LINCOLN (o filme), O CONGRESSO BRASILEIRO, E A DEMOCRACIA



Ontem assisti Lincoln. O filme é bom, mas eu esperava mais. O filme narra a grande luta de Lincoln para a aprovação a Emenda Constitucional que extinguiria a escravidão, e só. O que também [tá certo] não é pouco, dada a magnitude e importância de tal Emenda. Mas, o que me chamou a atenção, me escandalizou de fato, foi a negociata no congresso para conseguir os votos. A oferta de cargos para parlamentares não reeleitos era a permuta autorizada. Fiquei tão chocada com isso! A MAIOR DEMOCRACIA DO MUNDO FOI CONSTRUÍDA COM BARGANHA!  Claro, porque não?  Como você pode esperar algo diferente? Ainda mais vivendo no Brasil, onde essa negociata é escandalosamente presente? O que torna meu desgosto ainda maior, porque estou falando do Brasil de 2013, enquanto analiso os Estados Unidos de 1865. Será que somos tão atrasados assim?
Embora não estivesse disposto a oferecer subornos em dinheiro, Lincoln autorizou que agentes contatassem os congressistas democratas com ofertas de empregos federais em troca de voto a favor da 13ª Emenda. Que um Estados Unidos da época precisasse dessa revoltante artimanha para aprovar uma ementa tão importante só serve para mostrar que foi quase um milagre o resultado da votação. Olhando com olhos de hoje nos parece insano que o mínimo do bom senso não permeasse a decisão a favor do homem livre.
Mais tarde, me queixei com o Richard da triste constatação de que POLÍTICA se faça dessa maneira. Que cada parlamentar sempre vota segundo seus próprios interesses, NUNCA a serviço da nação. Foi quando ele me disse uma frase memorável: “Claro que é assim, senão qualquer um serviria.”  Sim, exclamei, QUALQUER UM  serviria! Se a humanidade fosse capaz de votar pelo bem comum, com base na consciência ética, na justiça... qualquer um serviria. 
Há algo de muito obscuro nessa constatação. Parece que há um enorme lapso de tempo e espaço entre o mundo político e o resto do mundo – e não falo só do Brasil. A humanidade já conquistou muitas coisas.
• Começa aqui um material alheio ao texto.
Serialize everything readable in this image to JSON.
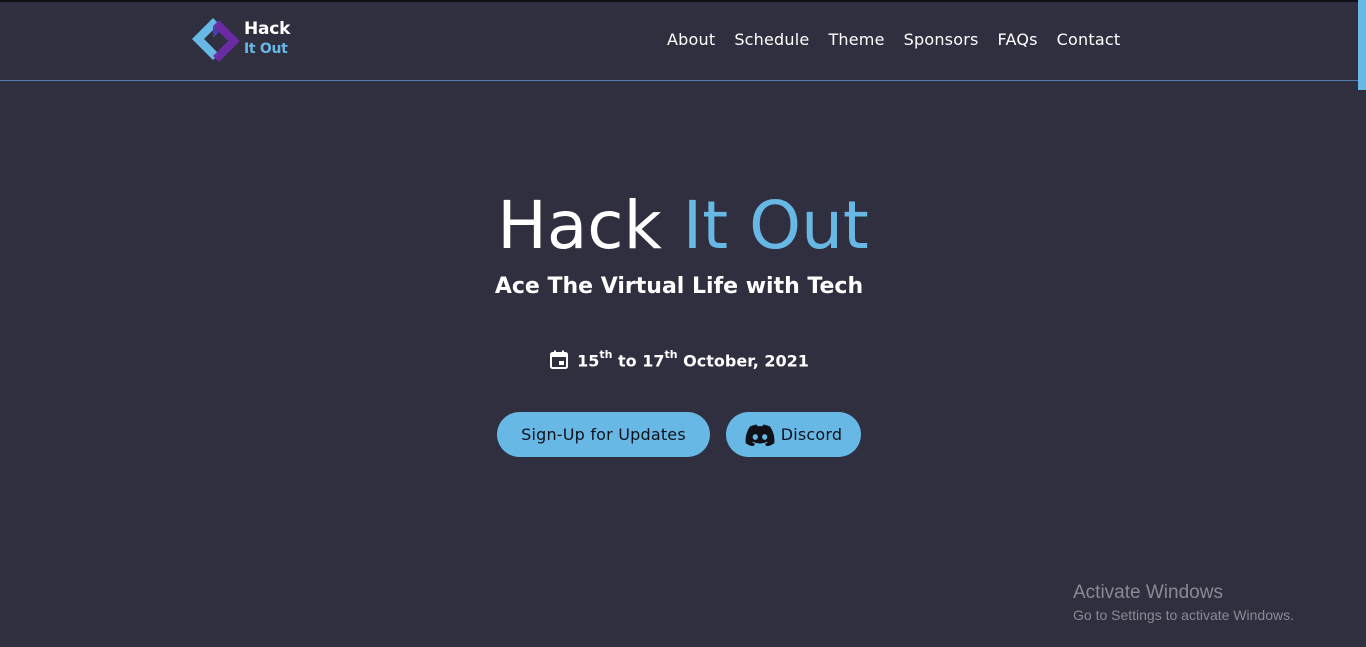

Já é natural para nós que a invasão de outro país seja inadmissível, que escravidão seja aviltante, que guerras por fins religiosos sejam insanas, que casamento inter-racial deva ser uma escolha de amor, que todos devam ter igualdade de direitos, etc. Então, nos parece intrínseco que o representante de uma nação deva votar pensando no BEM geral, acima de tudo. E a triste constatação é que isso está longe de ser verdade. Que o que chamamos democracia não passa de uma luta de interesses mesquinha e de compensação imediata. Ainda votamos as leis – e leis tão importantes como assegurar o bem estar de todos – pensando nos interesses adjacentes, muitas vezes pessoais e de curto prazo. Que nossos políticos sejam assim, é compreensível, não é mesmo? Não nos causa estranheza. O que me chamou a atenção é que nos escandalizamos quando descobrimos que eles não votam segundo a consciência, retidão, seriedade, dignidade, honradez, probidade... Todos sinônimos da nossa mais alta expectativa, que é justamente o que eles nos vendem em época de eleição, e o que, ingenuamente, permeia a decisão na hora do NOSSO voto.
Eles sabem o que se espera deles, e nós sabemos que eles não estão à altura dessa responsabilidade. Mas “eles” somos nós, não são? Humanos da nossa era? Gente como a gente? Essa dicotomia entre o perceptível nível da consciência humana atual (ideal?) e a realidade prática é enorme e estranha.


CURA GAY



Hoje eu me deparei com uma dor excruciante. Uma dor imensa, que me dilacerou a alma e me revelou a face do monstro. Do tirano que somos todos nós, incapazes de aceitar cada um como é. Ainda estou atormentada, por isso escrevo esse texto.
Um amigo está sofrendo enorme dilema de ter que abrir mão do companheiro amado por causa do constrangimento que essa relação traz à sua família. Eu vi nos olhos dele uma dor incalculável, a dor de quem tem que escolher qual pessoa querida ele vai ferir, e isso inclui a si mesmo. Eu pude sentir o rasgo no seu peito e sua agonia me atingiu de tal forma que me jogou contra a parede, chacoalhou minha mente e me mostrou o que verdadeiramente importa, como nunca tinha visto antes.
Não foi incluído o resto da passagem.